A special note! Modern vampires aren’t effected by garlic. (Well, some aren’t.)

What do you think about Garlic and vampires?
I know some writers are keeping the myth, others are leaving it behind.
If you write vampire stories, do you keep the garlic myth?

Portugal’s Bruxa

Did you know Portugal has its very own vampire?
It does, she’s called a Bruxa.She can never die!
Yeah, she’s really not a good thing to run into.
Uh-huh. Everything you’ve ever thought you knew about killing vampires; won’t work with her.

So how was the Bruxa created?
It’s believed when a woman was a witch in her life, when she dies she becomes a Bruxa.
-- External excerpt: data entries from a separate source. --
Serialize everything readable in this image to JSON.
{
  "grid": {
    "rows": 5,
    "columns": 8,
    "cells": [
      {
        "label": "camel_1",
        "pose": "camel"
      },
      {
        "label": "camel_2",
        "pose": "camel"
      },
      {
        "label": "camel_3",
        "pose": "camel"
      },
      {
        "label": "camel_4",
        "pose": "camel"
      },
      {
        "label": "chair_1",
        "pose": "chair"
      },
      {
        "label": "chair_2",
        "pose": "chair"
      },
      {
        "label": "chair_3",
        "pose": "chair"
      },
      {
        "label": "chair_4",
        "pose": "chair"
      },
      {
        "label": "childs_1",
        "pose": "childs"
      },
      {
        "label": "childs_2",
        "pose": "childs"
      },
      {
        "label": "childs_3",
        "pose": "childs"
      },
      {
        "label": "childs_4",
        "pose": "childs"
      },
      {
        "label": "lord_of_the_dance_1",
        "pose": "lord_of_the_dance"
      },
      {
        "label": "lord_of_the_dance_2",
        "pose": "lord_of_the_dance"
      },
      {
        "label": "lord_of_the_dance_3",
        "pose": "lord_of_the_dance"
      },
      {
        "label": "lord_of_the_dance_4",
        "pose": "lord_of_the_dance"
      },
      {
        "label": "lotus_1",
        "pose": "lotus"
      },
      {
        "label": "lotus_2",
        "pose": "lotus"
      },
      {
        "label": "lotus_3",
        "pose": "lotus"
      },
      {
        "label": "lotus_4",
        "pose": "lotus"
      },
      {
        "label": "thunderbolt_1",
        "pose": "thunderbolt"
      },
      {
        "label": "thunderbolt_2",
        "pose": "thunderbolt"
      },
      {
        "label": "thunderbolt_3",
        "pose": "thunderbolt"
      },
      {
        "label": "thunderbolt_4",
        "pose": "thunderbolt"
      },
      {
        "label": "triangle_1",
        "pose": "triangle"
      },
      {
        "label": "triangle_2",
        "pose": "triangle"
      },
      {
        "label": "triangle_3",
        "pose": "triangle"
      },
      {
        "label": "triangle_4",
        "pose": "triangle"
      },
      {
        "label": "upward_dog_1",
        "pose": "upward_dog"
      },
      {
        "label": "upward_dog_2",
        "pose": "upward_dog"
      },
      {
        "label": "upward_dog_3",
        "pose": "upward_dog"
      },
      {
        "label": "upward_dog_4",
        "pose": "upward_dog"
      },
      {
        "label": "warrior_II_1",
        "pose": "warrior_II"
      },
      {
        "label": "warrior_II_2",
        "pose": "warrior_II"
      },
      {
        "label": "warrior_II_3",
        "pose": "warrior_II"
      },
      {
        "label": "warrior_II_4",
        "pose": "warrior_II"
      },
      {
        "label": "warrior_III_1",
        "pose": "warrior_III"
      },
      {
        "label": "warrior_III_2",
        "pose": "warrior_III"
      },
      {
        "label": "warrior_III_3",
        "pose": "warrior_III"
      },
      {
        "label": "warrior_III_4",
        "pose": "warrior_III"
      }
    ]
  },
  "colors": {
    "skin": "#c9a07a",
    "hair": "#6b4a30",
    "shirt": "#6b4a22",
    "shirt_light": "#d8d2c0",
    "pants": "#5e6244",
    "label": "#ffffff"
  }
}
I’ve also heard that the witch will leave her house during the night (depending on where you read, as a beautiful woman or a bird); she torments travelers and drinks blood from infants.
She can carry and birth her own children, which are usually her main source of food.

There are ways to protect your child from a Bruxa. The first being put a pair of scissors under the child’s pillow. (huh? You heard me right; the Bruxa is more dangerous than a pair of scissors.)
If that’s a little too dangerous for your taste; you can place iron nails along the floor around the child’s bed, or nail it into the ground.
You could sew garlic cloves into the child’s clothes. Witches didn’t like garlic either (Who knew?).

If you suspect a Bruxa is tormenting your child, boil his clothes. Stab a sharp object -preferably iron or steel- into the boiling pot, the Bruxa will crawl to your house and beg you to stop.

I’m thinking about making Wednesdays Vampire Day. I’ll post about Vampires that day. What do you think?